Une autre possibilité est de préparer le greffon manuellement par la face endothéliale. Il est alors possible d’obtenir des greffons allant d’une cinquantaine de microns d’épaisseur à la finesse la plus absolue (15 µ). Dans ce dernier cas, on parle de DMEK, pour Descemet’s Membrane Endothelial Keratoplasty, car seule la membrane de Descemet et l’endothélium seront greffés, sans aucune fibre stromale associée. Ce type de greffon peut être introduit par une incision d’à peine 3 mm et permet une récupération visuelle d’une meilleure qualité, pouvant atteindre souvent 10/10 es. Cette technique est cependant particulièrement difficile à réaliser et nécessite un certain apprentissage avant de pouvoir la pratiquer sans traumatiser le greffon. Elle ne représente de ce fait qu’une très faible proportion des greffes endothéliales.
Quelle que soit la technique, le greffon est introduit puis déroulé dans la chambre antérieure, avant d’être plaqué à la cornée postérieure par une bulle d’air ou de gaz. Plus le greffon est fin, plus le geste est difficile. Habituellement, l’dème de la cornée disparaît en quelques heures ou quelques jours et la récupération visuelle se fait en 1 à 2 mois au lieu de 6 à 12 mois pour une greffe totale. Le suivi postopératoire immédiat est néanmoins capital car les décollements partiels du greffon sont relativement fréquents (5 à 50 % des cas) et vont nécessiter le rajout d’air dans la chambre antérieure plusieurs jours après l’intervention initiale. Le deuxième problème rencontré lors des greffes endothéliales est la baisse de la densité cellulaire endothéliale. Il est vraisemblable que les différentes manipulations du greffon (pliage, introduction, déroulement) abîment celui-ci. Néanmoins, les chiffres de densité sont en constante augmentation dans la littérature car l’expérience des chirurgiens et la reproductibilité de la technique sont des éléments déterminants.
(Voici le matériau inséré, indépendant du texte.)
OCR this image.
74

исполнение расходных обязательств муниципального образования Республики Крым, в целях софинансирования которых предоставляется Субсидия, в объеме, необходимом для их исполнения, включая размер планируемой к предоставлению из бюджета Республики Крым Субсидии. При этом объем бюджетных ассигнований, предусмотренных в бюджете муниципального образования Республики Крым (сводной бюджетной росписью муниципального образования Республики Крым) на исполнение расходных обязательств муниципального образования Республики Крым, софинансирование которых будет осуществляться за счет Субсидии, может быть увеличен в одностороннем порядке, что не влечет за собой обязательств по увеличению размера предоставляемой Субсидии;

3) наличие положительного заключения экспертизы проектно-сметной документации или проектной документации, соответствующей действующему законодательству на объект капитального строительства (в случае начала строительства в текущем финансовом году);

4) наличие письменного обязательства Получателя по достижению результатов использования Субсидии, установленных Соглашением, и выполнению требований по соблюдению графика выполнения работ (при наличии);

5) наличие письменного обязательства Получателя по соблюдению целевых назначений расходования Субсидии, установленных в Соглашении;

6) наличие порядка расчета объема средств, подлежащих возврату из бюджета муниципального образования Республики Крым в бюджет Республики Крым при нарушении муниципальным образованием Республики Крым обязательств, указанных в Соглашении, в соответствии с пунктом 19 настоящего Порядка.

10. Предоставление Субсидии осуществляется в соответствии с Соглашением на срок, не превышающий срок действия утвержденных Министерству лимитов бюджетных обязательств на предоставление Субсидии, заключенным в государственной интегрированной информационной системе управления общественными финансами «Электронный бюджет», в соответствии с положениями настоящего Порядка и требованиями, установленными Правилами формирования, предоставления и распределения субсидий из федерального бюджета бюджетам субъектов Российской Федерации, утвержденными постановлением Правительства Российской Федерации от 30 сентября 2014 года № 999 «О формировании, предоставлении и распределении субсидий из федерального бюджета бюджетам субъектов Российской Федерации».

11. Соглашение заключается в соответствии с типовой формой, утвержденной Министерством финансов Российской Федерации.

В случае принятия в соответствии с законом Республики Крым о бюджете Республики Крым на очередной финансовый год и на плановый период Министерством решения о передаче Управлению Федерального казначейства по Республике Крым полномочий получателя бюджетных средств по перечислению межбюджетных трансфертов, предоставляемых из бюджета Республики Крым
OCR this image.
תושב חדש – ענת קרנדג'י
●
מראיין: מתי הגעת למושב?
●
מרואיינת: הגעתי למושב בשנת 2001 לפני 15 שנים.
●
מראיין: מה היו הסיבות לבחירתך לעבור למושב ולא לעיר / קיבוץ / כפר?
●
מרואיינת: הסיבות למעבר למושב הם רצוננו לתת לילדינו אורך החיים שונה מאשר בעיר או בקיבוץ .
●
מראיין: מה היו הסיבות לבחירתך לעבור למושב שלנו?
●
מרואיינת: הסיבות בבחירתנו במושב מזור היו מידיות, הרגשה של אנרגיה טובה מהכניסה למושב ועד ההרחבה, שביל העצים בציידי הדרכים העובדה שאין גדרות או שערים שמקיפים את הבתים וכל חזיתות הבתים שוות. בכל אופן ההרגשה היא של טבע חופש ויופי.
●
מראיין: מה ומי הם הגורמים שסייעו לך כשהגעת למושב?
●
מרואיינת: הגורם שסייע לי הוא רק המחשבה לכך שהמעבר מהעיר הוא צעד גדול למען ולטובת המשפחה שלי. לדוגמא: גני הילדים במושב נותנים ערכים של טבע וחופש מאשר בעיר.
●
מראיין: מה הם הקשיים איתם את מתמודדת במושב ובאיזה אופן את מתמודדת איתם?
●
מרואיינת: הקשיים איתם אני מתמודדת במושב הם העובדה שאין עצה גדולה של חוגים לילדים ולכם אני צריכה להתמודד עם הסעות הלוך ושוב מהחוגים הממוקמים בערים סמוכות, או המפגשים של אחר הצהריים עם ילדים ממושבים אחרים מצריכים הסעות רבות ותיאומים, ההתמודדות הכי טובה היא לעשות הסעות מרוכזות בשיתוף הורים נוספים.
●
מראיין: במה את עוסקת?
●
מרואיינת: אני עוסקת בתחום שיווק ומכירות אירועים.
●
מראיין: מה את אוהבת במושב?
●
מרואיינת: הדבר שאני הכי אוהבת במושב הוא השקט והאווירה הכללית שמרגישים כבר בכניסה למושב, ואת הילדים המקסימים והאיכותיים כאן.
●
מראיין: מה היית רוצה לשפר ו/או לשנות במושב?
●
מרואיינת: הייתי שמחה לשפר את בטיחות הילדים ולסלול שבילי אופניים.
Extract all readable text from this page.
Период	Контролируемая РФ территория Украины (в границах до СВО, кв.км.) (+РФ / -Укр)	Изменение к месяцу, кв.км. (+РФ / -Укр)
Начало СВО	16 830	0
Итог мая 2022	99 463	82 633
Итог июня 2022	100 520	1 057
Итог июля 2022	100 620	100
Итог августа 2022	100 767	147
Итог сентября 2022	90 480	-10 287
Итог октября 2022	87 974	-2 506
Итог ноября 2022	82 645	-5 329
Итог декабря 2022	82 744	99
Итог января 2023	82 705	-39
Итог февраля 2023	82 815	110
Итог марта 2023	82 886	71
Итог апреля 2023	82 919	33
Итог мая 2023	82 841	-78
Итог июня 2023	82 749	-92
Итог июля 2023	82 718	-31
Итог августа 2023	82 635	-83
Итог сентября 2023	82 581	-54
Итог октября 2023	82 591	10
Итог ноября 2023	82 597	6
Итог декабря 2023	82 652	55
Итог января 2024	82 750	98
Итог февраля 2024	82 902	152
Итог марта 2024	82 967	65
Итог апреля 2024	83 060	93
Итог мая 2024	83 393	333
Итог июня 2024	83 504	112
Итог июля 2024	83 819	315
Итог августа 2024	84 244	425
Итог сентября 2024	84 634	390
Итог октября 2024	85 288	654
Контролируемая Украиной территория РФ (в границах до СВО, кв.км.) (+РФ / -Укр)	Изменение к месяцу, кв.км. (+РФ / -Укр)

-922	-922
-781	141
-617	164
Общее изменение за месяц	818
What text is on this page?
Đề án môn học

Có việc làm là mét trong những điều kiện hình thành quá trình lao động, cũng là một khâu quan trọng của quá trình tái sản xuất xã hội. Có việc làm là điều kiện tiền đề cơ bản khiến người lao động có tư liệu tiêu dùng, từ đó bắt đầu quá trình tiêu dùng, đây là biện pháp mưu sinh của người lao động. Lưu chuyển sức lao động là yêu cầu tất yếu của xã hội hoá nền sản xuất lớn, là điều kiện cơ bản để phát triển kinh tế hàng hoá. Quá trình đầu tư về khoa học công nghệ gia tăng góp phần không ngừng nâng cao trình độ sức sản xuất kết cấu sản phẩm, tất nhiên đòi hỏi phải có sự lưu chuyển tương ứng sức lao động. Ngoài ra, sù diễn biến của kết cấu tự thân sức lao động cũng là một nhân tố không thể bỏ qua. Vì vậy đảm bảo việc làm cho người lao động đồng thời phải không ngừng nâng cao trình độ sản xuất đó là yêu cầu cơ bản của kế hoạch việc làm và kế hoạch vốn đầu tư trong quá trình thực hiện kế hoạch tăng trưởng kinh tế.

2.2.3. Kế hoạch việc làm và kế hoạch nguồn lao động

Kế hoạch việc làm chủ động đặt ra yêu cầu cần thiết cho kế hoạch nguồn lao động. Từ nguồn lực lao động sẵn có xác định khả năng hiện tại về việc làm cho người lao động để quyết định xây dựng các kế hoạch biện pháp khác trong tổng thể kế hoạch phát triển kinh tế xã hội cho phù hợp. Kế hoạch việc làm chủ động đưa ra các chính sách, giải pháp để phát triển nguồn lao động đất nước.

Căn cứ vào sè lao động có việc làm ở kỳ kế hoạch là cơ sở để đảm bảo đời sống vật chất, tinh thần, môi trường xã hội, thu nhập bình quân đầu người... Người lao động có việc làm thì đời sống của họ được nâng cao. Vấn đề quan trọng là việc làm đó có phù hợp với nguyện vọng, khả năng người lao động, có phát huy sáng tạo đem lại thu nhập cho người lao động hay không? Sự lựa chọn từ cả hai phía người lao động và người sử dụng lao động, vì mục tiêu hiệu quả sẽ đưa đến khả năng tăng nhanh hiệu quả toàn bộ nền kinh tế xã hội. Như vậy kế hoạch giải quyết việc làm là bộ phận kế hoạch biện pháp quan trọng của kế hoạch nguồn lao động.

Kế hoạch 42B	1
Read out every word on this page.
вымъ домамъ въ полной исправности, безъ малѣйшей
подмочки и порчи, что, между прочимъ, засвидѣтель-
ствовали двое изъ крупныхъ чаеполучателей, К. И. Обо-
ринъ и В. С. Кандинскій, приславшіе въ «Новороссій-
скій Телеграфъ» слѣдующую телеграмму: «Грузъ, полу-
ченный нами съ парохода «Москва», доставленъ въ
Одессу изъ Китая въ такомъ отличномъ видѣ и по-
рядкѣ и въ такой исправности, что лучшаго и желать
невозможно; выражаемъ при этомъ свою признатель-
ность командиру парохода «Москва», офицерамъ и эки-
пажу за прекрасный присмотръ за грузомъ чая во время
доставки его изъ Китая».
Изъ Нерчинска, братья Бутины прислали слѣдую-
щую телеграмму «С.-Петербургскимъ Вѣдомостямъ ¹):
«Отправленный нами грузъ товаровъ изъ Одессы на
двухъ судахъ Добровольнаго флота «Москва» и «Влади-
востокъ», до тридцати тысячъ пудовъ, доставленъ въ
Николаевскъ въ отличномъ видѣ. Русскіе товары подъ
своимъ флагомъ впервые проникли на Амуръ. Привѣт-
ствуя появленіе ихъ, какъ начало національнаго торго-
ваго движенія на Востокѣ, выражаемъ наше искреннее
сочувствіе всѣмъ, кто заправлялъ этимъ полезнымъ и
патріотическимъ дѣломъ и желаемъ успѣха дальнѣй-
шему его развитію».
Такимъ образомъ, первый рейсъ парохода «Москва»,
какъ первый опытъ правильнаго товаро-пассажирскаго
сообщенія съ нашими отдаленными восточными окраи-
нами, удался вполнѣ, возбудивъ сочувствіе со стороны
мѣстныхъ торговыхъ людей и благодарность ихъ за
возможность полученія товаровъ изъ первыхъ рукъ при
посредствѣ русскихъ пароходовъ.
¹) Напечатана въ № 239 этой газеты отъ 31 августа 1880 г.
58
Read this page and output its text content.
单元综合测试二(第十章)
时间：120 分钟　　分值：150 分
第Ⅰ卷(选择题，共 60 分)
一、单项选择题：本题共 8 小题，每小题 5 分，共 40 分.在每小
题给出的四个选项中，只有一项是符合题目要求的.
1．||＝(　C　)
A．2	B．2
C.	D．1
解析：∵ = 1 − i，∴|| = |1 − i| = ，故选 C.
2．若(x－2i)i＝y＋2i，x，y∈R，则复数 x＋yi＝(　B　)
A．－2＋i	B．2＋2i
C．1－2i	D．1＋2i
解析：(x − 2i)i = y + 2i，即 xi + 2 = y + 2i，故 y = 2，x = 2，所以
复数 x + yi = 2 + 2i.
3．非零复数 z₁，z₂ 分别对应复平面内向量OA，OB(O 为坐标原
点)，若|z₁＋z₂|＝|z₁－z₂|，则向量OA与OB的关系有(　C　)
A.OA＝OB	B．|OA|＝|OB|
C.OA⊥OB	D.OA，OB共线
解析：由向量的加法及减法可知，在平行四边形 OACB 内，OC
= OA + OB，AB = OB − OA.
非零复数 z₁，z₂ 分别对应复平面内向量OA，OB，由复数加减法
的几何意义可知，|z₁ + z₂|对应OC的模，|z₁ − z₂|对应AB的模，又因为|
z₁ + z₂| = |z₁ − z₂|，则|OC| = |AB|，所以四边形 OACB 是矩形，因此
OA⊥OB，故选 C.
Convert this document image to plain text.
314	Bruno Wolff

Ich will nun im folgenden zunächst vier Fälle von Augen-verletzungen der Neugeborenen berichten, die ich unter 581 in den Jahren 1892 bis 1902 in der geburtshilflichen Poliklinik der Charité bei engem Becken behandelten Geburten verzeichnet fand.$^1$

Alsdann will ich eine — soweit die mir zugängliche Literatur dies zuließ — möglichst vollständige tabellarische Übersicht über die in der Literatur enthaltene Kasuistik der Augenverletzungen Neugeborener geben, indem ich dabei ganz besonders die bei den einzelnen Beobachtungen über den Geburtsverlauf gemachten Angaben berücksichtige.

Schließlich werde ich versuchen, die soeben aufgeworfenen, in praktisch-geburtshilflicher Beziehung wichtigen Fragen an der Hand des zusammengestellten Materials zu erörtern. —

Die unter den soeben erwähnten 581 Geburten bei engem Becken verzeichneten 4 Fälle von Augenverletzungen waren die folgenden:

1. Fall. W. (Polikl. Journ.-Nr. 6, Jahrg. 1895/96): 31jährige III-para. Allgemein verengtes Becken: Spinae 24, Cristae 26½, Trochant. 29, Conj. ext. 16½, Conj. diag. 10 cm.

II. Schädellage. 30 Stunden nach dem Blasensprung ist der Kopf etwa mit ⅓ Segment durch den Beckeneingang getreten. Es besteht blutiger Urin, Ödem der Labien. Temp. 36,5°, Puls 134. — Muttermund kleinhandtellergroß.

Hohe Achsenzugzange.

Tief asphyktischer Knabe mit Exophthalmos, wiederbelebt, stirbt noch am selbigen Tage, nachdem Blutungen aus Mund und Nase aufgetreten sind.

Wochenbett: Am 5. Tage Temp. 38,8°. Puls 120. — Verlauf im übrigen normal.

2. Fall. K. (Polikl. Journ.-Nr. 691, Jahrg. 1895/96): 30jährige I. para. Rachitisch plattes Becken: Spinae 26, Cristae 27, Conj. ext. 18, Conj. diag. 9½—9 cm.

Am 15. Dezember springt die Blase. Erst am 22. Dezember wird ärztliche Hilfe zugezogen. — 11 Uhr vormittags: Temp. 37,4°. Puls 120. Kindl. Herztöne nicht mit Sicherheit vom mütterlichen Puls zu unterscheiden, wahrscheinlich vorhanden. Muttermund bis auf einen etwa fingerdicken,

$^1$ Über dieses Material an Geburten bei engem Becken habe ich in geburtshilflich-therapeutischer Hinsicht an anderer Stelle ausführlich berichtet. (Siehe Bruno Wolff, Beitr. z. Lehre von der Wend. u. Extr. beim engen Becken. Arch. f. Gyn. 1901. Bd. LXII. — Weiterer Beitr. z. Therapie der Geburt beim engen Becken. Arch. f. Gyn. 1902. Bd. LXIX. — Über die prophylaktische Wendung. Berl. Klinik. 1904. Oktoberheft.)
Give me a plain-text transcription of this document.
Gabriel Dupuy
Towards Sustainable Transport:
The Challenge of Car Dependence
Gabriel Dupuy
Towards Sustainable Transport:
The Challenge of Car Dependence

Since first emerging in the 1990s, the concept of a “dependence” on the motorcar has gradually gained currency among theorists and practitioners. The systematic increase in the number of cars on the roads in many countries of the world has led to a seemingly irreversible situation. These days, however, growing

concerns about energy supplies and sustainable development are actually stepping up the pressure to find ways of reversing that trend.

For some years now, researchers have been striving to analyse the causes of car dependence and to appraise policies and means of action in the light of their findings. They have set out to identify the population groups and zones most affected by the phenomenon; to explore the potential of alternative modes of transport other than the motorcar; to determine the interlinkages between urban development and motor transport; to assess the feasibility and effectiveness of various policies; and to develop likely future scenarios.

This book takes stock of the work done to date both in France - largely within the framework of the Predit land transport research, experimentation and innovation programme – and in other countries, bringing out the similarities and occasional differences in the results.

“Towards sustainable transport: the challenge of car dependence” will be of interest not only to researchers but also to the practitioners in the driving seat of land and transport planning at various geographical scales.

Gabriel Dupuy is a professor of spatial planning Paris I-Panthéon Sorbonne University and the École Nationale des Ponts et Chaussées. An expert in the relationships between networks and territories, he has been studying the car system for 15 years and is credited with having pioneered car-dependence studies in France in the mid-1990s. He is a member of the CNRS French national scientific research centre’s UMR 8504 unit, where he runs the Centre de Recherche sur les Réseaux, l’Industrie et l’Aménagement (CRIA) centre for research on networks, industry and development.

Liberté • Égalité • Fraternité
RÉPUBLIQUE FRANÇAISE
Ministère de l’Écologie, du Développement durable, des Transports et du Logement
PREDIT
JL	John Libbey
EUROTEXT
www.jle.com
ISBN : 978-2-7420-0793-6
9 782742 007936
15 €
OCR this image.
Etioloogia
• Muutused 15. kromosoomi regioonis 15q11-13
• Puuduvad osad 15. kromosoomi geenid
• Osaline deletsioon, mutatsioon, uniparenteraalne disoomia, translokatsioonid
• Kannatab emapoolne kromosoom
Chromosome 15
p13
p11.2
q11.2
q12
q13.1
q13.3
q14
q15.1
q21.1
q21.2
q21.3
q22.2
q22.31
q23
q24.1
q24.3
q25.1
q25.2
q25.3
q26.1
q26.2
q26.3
Le développement des greffes endothéliales révolutionne le domaine des greffes de cornées dans la prise en charge des pathologies endothéliales. D’autres améliorations vont encore bientôt voir le jour : l’avenir est à la mise au point facilitée de greffons endothéliaux de plus en plus fins, voire même à l’utilisation de cellules endothéliales cultivées sur un support adapté. Par ailleurs, la mise au point et la diffusion ultérieure de greffons déjà prédécoupés par les banques de tissus, faciliteront encore le geste pour le chirurgien et la diffusion plus large de cette technique.